En un giro inesperado, la Junta de Son Espases ha decidido no condenar las acusaciones de acoso que la exresponsable de comunicación ha traído a la luz. Esta decisión ha dejado a muchos con una sensación amarga, sobre todo cuando se escucha a quienes han sido testigos del sufrimiento en el entorno laboral. La salud pública no solo se mide en cifras, sino también en el bienestar emocional de sus trabajadores.
¿Qué está pasando realmente?
La responsable de comunicación, quien se siente profundamente dolida por lo sucedido, sostiene que su denuncia fue ignorada porque la investigación dependía directamente de la gerencia. Sin embargo, desde el departamento de Salud afirman que ella nunca presentó una denuncia formal. Esto parece más una excusa que una respuesta clara ante una situación tan seria.
A través de sus palabras, esta mujer describe un ambiente donde las humillaciones eran moneda corriente: «Tú calla que no tienes ni idea«, recuerda haber escuchado en repetidas ocasiones. ¿Es esto lo que queremos para nuestro sistema sanitario?
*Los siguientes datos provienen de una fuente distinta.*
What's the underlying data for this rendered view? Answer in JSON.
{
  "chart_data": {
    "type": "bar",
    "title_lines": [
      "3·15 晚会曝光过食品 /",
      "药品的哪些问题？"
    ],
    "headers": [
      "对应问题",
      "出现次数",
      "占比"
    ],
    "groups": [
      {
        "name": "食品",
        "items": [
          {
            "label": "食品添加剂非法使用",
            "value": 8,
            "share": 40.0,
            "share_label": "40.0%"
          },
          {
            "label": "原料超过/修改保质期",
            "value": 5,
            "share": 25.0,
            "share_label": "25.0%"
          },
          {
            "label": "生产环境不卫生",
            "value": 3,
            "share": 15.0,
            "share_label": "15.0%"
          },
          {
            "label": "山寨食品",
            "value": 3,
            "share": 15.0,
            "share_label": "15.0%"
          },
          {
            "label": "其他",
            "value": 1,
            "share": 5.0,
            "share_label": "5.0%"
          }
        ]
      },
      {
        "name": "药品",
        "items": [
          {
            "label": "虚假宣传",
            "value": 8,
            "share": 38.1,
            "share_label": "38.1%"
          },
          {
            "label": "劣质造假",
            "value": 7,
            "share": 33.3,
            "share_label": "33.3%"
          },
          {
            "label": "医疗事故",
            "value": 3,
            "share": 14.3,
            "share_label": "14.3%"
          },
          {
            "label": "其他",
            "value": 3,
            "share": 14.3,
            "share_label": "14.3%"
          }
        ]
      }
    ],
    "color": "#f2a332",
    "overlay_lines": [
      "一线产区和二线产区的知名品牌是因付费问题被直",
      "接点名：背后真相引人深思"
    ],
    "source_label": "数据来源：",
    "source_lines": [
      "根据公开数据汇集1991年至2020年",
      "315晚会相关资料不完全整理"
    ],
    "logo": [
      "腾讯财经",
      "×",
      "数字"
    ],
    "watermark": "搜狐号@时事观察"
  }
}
No podemos permitir que se tiren por la borda los derechos y dignidad de quienes trabajan duro cada día.
Además, mientras tanto, otras noticias preocupantes emergen: las listas para operar crecen sin parar y los profesores hacen malabares para mantener la calidad educativa con recursos cada vez más escasos. Es un momento crítico en nuestras instituciones y es fundamental alzar la voz para exigir cambios reales.